Wednesday, August 17, 2022

Rate cut may stir up stock market interest

The recent bank rate cut by the Central Bank to eight percent, the third in a row this year, may discourage savings in bank deposits and encourage investors to look for other investment instruments such as the stock market and unit trusts.

Commenting on the August 13, 2013 Bank of Botswana (BoB) Monetary Policy Decision (MPS) decision, former central bank deputy governor and independent economist, Dr Keith Jefferis, hailed the move as positive for economic growth stimulation but posited that the rate may dampen bank deposit savings.

“As economic growth has been slowing and inflation abating, the decision is positive for economic growth stimulation. The downside is that it may discourage savings in bank deposits and encourage investors to save elsewhere like in the stock market (shares) and unit trusts,” said Dr Jefferis.
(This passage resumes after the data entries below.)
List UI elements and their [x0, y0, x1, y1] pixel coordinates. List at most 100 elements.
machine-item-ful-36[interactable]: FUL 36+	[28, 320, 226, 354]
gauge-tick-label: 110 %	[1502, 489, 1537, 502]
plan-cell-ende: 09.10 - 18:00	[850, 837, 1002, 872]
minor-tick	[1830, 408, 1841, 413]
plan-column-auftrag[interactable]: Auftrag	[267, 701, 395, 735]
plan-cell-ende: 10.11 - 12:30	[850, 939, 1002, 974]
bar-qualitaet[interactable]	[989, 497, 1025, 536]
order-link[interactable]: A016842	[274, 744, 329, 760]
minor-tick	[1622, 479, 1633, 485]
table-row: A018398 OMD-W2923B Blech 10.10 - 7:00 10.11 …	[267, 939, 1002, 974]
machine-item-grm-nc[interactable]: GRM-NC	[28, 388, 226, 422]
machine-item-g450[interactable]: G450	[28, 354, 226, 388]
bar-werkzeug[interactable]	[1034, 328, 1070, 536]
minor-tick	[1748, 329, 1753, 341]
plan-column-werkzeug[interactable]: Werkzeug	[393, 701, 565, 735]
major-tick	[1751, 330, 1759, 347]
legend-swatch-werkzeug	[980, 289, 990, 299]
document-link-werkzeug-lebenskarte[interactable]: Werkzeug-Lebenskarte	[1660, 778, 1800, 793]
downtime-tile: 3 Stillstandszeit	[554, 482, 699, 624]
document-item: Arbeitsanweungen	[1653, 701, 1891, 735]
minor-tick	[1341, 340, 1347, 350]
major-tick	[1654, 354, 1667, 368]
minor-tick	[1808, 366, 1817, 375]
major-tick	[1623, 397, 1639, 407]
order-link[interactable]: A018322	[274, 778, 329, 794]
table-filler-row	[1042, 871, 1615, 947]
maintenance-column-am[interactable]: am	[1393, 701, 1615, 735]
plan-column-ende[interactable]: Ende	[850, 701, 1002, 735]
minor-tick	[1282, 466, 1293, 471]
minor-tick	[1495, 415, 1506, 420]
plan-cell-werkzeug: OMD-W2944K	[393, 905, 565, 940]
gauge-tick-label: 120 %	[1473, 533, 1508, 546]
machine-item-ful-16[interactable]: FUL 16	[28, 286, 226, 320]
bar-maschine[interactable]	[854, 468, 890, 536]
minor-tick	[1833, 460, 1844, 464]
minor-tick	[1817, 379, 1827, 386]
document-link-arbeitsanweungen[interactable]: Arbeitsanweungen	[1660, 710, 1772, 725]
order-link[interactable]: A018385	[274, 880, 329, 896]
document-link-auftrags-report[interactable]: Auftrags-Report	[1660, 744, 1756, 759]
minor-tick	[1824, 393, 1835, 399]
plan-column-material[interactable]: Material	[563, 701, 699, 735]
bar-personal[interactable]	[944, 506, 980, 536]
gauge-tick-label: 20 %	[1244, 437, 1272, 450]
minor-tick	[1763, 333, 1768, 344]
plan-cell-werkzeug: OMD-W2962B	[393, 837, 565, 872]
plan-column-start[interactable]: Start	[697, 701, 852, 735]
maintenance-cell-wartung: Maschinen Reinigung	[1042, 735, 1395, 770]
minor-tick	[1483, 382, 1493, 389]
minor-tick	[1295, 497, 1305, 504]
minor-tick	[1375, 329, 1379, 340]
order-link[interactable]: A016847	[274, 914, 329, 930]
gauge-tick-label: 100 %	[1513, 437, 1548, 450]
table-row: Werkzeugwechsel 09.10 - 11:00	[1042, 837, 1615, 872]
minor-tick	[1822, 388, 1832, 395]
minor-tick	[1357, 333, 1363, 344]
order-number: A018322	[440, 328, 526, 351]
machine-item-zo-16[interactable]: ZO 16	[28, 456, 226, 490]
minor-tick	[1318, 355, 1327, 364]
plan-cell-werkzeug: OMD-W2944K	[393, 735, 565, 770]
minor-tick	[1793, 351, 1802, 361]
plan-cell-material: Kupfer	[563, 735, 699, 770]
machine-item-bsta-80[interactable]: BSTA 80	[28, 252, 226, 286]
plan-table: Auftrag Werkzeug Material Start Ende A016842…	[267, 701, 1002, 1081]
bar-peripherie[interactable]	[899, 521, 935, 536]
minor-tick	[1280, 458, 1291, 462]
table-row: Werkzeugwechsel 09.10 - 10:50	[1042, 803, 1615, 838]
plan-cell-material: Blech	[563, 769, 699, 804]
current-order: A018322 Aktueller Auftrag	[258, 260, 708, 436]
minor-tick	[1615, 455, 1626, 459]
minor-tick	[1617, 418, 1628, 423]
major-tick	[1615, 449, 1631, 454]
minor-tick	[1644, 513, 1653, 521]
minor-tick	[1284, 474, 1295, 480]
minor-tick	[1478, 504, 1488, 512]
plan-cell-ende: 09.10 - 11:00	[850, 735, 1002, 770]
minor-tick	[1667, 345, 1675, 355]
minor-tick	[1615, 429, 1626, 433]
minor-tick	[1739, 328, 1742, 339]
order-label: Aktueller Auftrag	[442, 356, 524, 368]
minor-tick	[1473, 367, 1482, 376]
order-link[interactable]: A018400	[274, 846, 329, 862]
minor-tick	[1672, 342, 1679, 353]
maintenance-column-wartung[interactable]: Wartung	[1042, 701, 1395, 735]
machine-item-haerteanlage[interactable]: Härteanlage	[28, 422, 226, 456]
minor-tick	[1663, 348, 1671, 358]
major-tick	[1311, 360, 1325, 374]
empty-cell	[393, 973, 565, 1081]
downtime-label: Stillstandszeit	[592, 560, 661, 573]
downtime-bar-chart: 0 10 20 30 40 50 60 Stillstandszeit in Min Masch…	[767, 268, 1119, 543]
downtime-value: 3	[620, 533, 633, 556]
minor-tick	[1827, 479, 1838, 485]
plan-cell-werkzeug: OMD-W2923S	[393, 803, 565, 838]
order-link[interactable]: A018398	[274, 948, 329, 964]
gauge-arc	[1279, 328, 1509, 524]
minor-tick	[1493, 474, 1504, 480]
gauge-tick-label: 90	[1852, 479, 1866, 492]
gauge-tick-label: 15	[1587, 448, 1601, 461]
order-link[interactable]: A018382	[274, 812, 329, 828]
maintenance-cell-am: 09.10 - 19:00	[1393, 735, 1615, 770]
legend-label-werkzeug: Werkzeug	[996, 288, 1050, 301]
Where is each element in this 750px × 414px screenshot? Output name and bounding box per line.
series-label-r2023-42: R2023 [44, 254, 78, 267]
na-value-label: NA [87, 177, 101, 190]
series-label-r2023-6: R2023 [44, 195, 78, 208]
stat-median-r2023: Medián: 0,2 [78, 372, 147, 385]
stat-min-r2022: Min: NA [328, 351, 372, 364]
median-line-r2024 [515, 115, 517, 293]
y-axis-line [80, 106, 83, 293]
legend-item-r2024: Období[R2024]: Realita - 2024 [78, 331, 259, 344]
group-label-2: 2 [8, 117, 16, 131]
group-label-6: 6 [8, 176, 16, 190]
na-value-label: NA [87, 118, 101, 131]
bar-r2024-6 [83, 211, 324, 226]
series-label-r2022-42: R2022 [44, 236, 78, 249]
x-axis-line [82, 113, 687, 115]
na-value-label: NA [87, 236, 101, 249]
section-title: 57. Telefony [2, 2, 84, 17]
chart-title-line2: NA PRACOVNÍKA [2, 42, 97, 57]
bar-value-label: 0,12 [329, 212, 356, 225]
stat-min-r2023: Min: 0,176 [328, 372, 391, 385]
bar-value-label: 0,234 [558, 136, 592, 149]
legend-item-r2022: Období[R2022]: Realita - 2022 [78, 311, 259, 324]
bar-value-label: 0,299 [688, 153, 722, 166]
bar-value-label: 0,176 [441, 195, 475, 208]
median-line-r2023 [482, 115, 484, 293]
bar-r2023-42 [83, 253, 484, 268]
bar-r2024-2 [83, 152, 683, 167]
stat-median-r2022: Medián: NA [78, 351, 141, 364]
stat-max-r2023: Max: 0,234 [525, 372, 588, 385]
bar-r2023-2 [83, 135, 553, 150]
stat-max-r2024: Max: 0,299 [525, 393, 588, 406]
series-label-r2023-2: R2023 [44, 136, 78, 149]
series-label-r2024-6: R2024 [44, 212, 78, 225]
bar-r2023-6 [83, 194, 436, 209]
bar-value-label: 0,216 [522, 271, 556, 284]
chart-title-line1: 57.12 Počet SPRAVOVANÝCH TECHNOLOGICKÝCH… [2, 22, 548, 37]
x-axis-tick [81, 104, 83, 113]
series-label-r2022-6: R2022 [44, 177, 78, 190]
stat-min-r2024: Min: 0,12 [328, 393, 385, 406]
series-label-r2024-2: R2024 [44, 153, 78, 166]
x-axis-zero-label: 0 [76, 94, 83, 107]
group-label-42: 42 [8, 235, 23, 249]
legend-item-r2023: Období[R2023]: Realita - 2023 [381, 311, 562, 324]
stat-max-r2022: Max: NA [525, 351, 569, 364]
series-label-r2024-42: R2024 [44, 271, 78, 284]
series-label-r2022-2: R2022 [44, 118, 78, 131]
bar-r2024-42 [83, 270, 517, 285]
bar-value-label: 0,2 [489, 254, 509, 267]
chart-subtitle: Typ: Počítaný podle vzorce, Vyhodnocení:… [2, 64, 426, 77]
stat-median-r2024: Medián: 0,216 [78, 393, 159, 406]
Inflation eased from 6.1 percent in May 2013 to 5.8 percent in June compared to 7.3 percent in June 2012 and was within the bank’s objective range of 3 ÔÇô 6 percent. The decrease in inflation in June 2013 was attributable to both the dissipation of base effects arising from the increase in administered prices in 2012 and a slowdown in the annual rate of price increase across as broad range of goods and services.

Weak domestic demand and the forecast benign external inflationary pressures contribute to positive inflation outlook in the medium term, with the potential for slowdown in inflation according to the central bank.

The central bank, however, warned that the outlook could be negatively affected by any unanticipated large increase in administered prices and government levies, as well as international food and oil prices increasing beyond current forecasts.

The rate cut in Dr Jefferis’ view is “not particularly surprising as inflation has been slowing down in the past two months”. He, however, said it may have been more appropriate for the cut to have been announced after the July inflation figures were out. The July inflation figures were expected to be released last week.

He said the downside of the rate cut was that it was not positive for savers but was not sure of the impending reaction. “It’s a question of how people are sensitive to interest rates,” said Jefferis.

Generally, Batswana, especially ordinary borrowers (household borrowers) are believed to be insensitive to rate change as their interest is mainly focused on obtaining loans to meet their personal needs.

However, for corporate investors who are looking for higher returns, they may be influenced to shift to other investments instruments that will yield better returns.

Botswana Stock Exchange (BSE) Product Development Manager, Thapelo Tsheole, concurred with Dr Jefferis that the rate cut may stir investors’ interest in the stock market, explaining that interest rate cut puts money back into the pockets of people who would then want to invest it elsewhere.

Tsheole said the rate cut means that the rate of return on money market instruments such as bank deposits will dampen which basically means that investors will start looking for high return yielding instruments in the market such as the stock (share market).

“This makes share investments attractive when there is an interest rate. It opens a window for investors to participate more in the stock market,” said Tsheole.

Announcing the MPS decision, the central bank said world output is projected to increase by 3.1 percent in 2013. The growth is unchanged from that of last year. “Growth in economic activity in emerging markets is expected to slow down, although remaining stronger than in developed economies.

Overall, the subdued global output expansion and restrained demand have so far contributed to moderate world inflation. In addition, the low capacity utilization and high unemployment rates in major economies continue to constrain global inflation,” said the bank in its press release.

On the domestic front, the central bank Gross Domestic Product expanded by 3.6 percent in the twelve months to March 2013, down from six percent for the corresponding period the previous year, reflecting an increase of 5.2 percent in non-mining GDP, together with a contraction of 6.1 percent in the mining sector. It is anticipated that non-mining GDP will remain below potential in the medium term and will not be inflationary.

Furthermore, it is expected that the influence of demand on economic activity will be modest, largely reflecting trends in government expenditure and personal incomes.

In arriving at the reduction decision, the central bank concluded that the state of the economy, in which unemployment remains high (at 18 percent), together with below trend economic activity provided scope for monetary stimulus to spur stronger output growth.

Commercial banks are expected to make necessary interest adjustments in accordance with the rate reduction decision.